Letterly.net 

I signed up for letter.ly about 2 weeks ago after learning about the service during #reverb10 last December.  Of course, as luck would have it, right after I began my own subscription blog, letter.ly got caught in the fallout from the Libyan conflict:

“Last week, the agency that we used to register the letter.ly domain was taken down as a side effect of the war in libya (.ly is the libyan top level domain). our domain registration expired, and we were unable to renew it. as the expiration propagated, the site appeared to be dead and emails sent to your subscribers probably bounced.” – letter.ly in an email to authors dated April 4, 2011

While I worried over the weekend about the future of my own “Insights from a Pink Perspective”, the email reassured me that letterly would continue despite international conflicts.  So I wrote and sent my second letterly post yesterday and thought I’d give my public blog readers a taste of my first attempt at writing for a subscription service.  Below is the start of my letterly entry entitled Arrested in Milwaukee dated March 28, 2011:

Remember when TV offered 3 commercial networks, a couple of local stations, PBS and those weird UHF stations on that other dial?  I do.  I also remember when watching a TV show could be an event, the lives of real people were only seen on the news, and variety shows were just as popular as cooking and reality shows now.
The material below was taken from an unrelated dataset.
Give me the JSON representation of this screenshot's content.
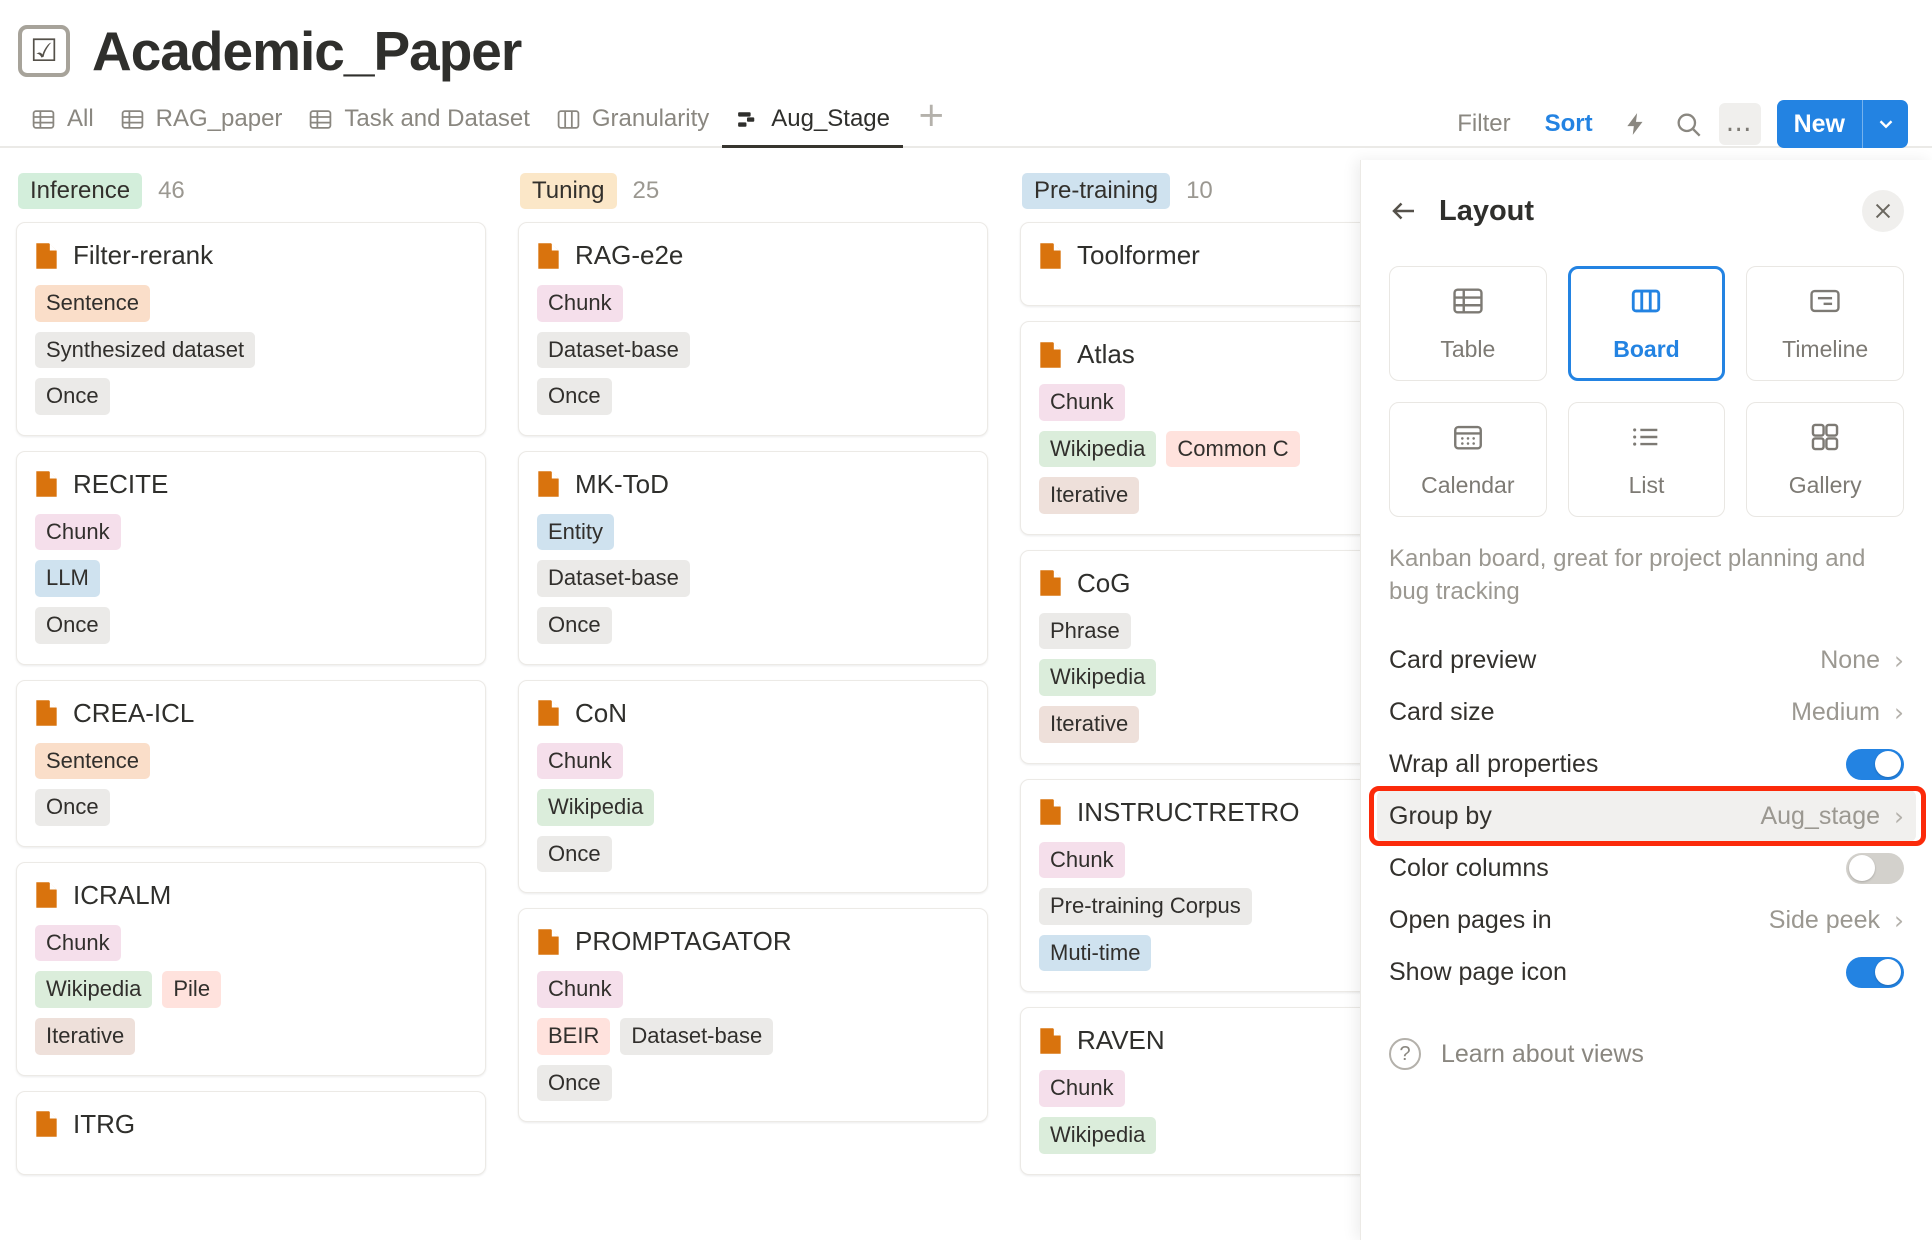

Laugh In, The Flip Wilson Show, Sonny and Cher (and then just Cher), and of course Carol Burnett filled their lineup with musicians, actors and actresses, and comedians.

Variety shows introduced me to George Carlin.  Now, he had to keep it clean on network television, but he let loose on his comedy records.  That’s how I discovered the 7 dirty words you can’t say on television – on a record entitled Class Clown.  I won’t list them here; now that we have wikepedia, you can look them up yourselves and also discover he was arrested in Milwaukee for performing that routine in 1972.

George Carlin loved language.  The routine began

“I love words.  I thank you for hearing my words.  I want to tell you something about words that I think is important.  They’re my work, they’re my play, they’re my passion.”